Commenting on the performance of the stock market in the third quarter of 2022, a financial analyst, Mr Peter Chigbo said that whenever the apex bank increase interest rate to tighten monetary policy with the aim to bring down inflation in the country, the policy has its own effect on the capital market.


This according to him could result in tradeoffs in the stock market by investors shifting their investment from equity to fixed income due to increase in yield precipitated by the interest rate hike.
Chief operating officer of InvestData Consulting Limited, Mr Ambrose Omordion said the market was volatile, mixture of bargain hunting and profit taking in Q3 due to the rate hike.


According to him, the rate hike adjustment has triggered another round of sector rotation and selling pressure in the market, as a result of aggressive hawkish monetary policy across the globe, which caused some countries to go back to intervention strategies to prevent the collapse of their economy.


Omordion pointed out that the the nation’s high debt profile would not survive this rising rate, even as the World Bank and IMF have warned central banks to rethink and avoid pushing the global economy into recession.


“We see that is already happening in UK, China, Japan and others. It is time for the Nigerian central bank and its Monetary Policy Committee to have a rethink before things goes out of hand.”


He stressed the need for a stronger and vibrant economy that would reflect on the capital market so that the 2022 financial year would end on a positive trajectory.
“We need to finish the year strong. The low valuation of NGX, high earnings and dividend yields on improved earnings released so far in the year, coupled with the expectation of third quarter corporate earnings is expected to shape the market direction.
“However, with inflation hitting 17 years high above 20 per cent, many players stay on the fence, waiting to confirm direction before jumping in, as outlook for the economy and the financial market remains unpredictable.

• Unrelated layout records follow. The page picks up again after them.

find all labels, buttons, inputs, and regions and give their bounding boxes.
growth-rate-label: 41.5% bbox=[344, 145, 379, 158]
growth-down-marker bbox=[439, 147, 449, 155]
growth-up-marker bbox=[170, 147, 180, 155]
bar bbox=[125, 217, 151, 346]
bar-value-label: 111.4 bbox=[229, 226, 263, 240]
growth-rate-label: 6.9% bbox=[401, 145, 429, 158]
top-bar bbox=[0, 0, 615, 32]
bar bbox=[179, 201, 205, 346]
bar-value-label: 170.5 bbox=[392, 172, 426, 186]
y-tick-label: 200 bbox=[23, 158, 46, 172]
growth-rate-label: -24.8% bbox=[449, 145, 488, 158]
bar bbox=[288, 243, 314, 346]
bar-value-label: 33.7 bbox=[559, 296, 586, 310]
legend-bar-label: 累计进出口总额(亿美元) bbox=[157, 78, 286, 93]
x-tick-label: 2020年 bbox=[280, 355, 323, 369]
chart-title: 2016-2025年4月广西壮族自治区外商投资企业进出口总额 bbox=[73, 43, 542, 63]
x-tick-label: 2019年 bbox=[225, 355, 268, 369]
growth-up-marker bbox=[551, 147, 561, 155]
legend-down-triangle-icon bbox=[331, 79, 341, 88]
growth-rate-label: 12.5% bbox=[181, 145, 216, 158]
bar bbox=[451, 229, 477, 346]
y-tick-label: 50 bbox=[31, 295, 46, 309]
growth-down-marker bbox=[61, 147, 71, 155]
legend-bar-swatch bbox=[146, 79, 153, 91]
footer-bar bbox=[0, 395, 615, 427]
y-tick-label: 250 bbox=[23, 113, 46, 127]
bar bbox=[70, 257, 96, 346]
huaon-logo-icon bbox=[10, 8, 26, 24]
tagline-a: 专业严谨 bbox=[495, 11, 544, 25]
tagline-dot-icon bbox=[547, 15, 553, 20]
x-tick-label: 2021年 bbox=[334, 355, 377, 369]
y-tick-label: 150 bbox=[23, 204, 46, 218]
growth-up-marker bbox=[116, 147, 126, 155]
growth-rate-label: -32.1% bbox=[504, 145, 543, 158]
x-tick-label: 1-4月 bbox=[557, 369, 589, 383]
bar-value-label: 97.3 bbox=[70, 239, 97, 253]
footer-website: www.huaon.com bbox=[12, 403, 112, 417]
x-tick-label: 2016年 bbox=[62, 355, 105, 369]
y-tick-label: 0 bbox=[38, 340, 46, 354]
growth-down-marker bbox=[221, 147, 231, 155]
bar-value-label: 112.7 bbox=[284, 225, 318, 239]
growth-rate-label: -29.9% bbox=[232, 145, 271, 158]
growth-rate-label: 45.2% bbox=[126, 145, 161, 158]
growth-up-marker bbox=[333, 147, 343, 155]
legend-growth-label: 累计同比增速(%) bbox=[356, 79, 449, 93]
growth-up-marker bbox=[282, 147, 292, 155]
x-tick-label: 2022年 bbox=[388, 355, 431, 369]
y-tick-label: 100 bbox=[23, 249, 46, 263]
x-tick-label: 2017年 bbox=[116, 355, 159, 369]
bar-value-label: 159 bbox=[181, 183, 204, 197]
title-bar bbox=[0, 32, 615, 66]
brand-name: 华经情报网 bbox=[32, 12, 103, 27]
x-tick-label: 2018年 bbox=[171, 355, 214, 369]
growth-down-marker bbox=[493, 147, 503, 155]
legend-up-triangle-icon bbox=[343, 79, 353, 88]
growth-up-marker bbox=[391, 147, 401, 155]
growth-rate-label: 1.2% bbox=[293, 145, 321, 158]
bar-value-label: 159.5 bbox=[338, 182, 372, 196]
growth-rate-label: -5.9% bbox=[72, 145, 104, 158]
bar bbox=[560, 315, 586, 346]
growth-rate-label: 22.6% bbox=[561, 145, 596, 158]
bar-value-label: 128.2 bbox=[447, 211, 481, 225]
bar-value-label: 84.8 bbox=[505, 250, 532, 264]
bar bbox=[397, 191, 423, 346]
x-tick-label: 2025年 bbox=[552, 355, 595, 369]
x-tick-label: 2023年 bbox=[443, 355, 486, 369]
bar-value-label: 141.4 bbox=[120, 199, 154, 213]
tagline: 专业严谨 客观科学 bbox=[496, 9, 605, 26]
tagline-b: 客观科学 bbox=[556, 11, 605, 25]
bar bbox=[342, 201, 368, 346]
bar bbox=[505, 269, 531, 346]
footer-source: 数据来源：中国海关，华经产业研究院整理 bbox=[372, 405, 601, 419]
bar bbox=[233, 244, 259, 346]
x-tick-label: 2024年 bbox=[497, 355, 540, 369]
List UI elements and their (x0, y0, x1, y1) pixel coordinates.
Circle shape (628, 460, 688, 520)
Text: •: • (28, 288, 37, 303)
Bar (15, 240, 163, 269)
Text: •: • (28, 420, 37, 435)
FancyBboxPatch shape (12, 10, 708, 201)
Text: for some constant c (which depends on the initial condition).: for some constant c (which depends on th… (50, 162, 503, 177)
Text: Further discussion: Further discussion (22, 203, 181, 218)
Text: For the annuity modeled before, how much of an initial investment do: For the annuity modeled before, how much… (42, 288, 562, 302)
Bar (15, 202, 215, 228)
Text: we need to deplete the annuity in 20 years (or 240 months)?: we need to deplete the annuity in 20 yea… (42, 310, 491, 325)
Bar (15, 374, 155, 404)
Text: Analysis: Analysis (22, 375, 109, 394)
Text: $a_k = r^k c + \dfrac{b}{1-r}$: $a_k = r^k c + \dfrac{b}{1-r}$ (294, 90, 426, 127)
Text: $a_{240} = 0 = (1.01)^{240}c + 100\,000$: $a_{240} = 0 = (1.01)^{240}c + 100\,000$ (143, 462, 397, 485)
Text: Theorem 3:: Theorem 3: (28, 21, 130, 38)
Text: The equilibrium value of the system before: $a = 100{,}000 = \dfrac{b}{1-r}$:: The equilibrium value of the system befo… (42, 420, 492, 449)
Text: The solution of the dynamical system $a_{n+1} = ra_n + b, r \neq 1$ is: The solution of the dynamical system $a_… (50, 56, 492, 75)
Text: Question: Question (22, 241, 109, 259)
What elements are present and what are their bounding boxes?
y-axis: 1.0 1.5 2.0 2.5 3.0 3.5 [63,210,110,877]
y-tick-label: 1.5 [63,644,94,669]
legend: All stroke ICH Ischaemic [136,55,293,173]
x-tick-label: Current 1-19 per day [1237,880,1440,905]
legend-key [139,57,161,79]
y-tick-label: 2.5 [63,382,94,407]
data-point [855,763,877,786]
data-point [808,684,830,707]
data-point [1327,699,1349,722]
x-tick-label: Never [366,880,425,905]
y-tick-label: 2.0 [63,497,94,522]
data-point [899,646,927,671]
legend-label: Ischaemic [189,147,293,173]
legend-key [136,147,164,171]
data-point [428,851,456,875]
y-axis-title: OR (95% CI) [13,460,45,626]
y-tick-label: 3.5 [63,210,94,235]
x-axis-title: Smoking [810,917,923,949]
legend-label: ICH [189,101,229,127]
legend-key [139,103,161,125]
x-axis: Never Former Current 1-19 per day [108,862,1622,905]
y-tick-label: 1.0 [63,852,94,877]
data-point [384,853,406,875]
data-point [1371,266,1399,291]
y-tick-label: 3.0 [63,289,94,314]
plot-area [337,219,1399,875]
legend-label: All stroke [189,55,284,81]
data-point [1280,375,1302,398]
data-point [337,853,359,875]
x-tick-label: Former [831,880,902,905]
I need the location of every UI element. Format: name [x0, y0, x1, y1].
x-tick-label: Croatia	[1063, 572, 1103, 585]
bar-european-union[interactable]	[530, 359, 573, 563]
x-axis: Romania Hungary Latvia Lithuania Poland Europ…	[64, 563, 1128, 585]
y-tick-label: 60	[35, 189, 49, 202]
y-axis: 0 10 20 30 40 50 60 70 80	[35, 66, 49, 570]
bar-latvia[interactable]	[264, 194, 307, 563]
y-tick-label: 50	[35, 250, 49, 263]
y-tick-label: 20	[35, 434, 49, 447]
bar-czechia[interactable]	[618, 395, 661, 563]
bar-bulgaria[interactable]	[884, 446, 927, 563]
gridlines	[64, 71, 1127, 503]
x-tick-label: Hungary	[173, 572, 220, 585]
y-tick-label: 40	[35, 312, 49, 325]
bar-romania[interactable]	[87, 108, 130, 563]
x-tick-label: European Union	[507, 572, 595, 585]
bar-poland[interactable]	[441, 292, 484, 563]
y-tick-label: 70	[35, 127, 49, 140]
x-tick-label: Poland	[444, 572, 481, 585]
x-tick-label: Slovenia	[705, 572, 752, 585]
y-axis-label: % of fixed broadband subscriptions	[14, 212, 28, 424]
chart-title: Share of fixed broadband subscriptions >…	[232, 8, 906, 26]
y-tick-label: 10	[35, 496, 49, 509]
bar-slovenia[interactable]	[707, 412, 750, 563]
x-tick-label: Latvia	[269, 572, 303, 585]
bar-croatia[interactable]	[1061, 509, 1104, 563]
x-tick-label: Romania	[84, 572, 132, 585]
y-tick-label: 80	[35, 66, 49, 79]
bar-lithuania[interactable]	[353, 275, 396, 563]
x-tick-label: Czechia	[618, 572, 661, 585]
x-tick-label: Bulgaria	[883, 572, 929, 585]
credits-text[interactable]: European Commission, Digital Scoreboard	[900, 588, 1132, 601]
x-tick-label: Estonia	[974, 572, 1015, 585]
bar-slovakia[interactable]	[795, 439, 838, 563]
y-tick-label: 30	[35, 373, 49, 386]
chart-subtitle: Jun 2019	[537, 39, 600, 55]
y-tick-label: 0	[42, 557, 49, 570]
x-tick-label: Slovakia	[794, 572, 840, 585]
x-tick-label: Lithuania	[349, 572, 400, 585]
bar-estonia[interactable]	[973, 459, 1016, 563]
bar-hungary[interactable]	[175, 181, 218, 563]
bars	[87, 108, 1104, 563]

However, he added that there are stocks investors should pay attention to, as the correction in the NGX index action create buying opportunity in some sectors and stocks with high dividend high yield and positive earnings growth.


“Despite the lingering high interest rates atmosphere, rising inflation and slowing industrial output as a result of policy changes and uncertainty around the globe, there are sectors, industries and individual stocks that are still seeing positive activities from traders and investors.
An investors in the market, Mrs Florence Igbokwe attributed downward trend experiencing in the stock market to the problem of insecurity in the country.


She said that investors prefer to invest their funds in a secured environment.
She said although there are other social and economic challenges affecting the market, the Russia- Ukriane crisis has its own negative impact on the nation capital market. She urged the federal government to address these issues, especially the problem.of insecurity to reverse this ugly situation in the stock market.